Queria que o mundo parasse de girar nesse dia, para que ele se mantivesse para sempre no anseio de uma comemoração. Nada melhor! Na expectativa do bolo, seus pedaços inexatos… Na surpresa do doce e seus confeitos mirabolantes, despencando da boca na primeira desenfreada mordida… E naquela bala, que sempre abala, que pode mudar o mundo com sua despretensiosa dose de doçura.

Eu queria ouvir novamente o apito da língua de sogra na hora do parabéns, ver a luz de estrelinhas que piscam ofuscando, a sustar a vista de tão próximas… Queria rir ao som de “com quem será?”, bem ao lado do meu homem… que, no entanto, há tanto tempo, já é. Queria voltar atrás pra festejar o que apostei que jamais se realizaria.

Queria que as crianças que eu tive encontrassem a criança que eu fui, e que, juntas, se embrenhassem nessa ciranda impossível que o tempo tratou de promover e despistar. Queria que elas escutassem a menina que ainda gargalha com coisas singelas, feito um confete que se rouba do chão. Porque só sendo criança para se prestar a olhar para baixo e se maravilhar, só sendo criança para se agachar e recolher o essencial, que sempre se encontra decaído, mas enfeitando o piso, bastaria ver.

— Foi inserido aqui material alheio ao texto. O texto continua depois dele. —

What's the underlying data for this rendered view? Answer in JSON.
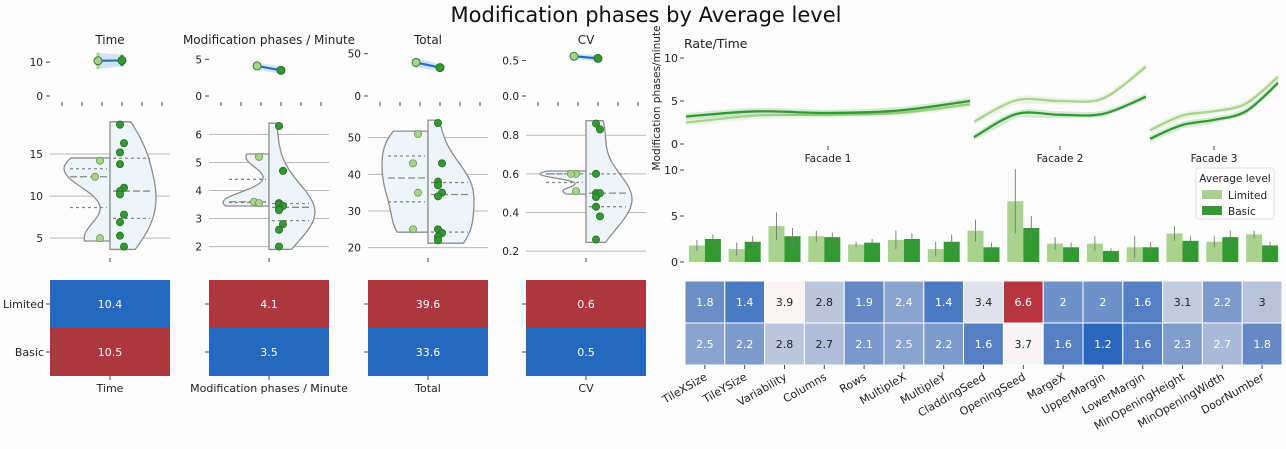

Eu queria ter um dia de paz e pais que se ocupassem desse dia, incumbidos de alegrar-me pelo advento da minha própria chegada. Queria ter uns xis amigos para convidar, para que testemunhassem o quanto a vida toda pode estar ofertada na simplicidade da espera de um acontecimento.

E que o dia seguinte pudesse nunca chegar. Que preparar a festa fosse efetivamente a validação de uma vida que já tive, a confirmação de ter sobrevivido, ainda que tão sem cerimônia, a co-memoração de um caminho sem conservas e sem defesas, trilhado com os pés descalços e as mãos em carne viva.

Mas o tempo passa e hoje só o que tenho é o dia de hoje.